Perhaps it's because of the current 'challenging times' we are living through, but I am in a reflective mood. 

As I write this closing section, I'm staring out of my window at the darkness and rain, and the provocative libertarian in me is wondering whether all the UK regulators and politicians might consider taking a bit of a break from introducing new rules. Just for a bit. Perhaps we could see how various sectors of the British economy, such as gambling, food, alcohol and the automotive sectors, might get on by only having to deal with all the pre-existing rules and regulations. Wouldn't that be a thing! Perhaps this might give them an opportunity to recover from the challenges posed by the pandemic, Brexit and so on...
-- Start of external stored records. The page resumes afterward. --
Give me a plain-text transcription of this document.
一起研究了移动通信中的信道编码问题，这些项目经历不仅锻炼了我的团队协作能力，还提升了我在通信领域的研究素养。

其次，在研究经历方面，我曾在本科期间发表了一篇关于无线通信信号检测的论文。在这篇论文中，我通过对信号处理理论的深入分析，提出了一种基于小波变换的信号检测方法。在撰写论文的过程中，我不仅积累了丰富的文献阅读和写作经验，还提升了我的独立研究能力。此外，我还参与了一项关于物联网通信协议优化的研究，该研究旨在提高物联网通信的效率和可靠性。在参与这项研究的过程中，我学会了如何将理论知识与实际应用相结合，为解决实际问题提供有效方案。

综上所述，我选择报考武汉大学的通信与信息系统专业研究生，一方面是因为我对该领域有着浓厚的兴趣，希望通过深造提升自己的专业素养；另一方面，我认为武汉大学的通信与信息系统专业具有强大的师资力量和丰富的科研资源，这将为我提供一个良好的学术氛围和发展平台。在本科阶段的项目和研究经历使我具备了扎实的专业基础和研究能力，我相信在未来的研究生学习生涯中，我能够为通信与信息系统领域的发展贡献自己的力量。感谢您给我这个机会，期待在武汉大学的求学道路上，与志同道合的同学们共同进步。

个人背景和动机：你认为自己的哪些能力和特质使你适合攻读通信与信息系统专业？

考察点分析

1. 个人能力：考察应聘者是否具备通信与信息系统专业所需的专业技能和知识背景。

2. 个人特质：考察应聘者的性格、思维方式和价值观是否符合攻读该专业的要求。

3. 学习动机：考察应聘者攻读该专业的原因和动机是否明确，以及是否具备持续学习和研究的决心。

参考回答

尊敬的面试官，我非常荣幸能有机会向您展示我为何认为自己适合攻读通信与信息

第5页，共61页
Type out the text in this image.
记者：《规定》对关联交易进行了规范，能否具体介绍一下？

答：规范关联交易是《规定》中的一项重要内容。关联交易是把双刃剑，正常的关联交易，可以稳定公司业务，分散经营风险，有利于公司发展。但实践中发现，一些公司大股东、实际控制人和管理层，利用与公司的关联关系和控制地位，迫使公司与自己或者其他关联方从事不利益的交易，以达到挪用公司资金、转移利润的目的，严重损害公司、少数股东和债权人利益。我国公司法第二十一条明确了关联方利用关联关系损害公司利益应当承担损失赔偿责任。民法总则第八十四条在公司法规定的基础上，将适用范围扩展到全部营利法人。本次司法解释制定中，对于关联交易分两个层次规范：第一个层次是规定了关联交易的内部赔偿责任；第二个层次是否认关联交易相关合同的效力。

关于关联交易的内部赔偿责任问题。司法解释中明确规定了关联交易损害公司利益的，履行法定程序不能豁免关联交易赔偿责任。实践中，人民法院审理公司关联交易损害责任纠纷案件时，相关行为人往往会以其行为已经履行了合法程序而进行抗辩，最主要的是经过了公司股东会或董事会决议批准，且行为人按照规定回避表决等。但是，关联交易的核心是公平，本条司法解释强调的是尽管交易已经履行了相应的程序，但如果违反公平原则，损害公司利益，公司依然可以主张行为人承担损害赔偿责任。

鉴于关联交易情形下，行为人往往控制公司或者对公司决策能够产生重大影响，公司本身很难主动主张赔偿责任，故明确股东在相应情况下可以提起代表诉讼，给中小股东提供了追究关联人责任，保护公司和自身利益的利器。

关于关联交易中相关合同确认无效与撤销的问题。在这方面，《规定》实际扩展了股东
The advertising lawyer in me wishes the libertarian would toe the line, of course, but secretly thinks that tightening rules on advertising in various sectors doesn't really solve anything. It simply makes politicians and others feel better about being seen to be doing something, without ever getting to the root of a problem. It turns the advertising industry into the proverbial straw man, at a time when that industry too needs support. 

Blaming advertising, and coming up with tighter rules for advertising without changing the industry, is a little bit like changing the wallpaper on a damp wall... 

Of course, every part of me absolutely agrees that children vulnerable consumers have to be protected, now more than ever. Of course, I do. I'm not a monster. 

Nevertheless, I will let the realist in me have the last word. It is far more likely that yet another sector will soon become the object of politicians' and regulators' attention and selfless desire to keep churning out more and more rules, just as soon as the gambling sector has been put through the ringer.  And round and round it goes.

With many thanks to Helen Hart for her assistance with the factual elements of this article. I take full responsibility for the gloomy reflections at the end of it!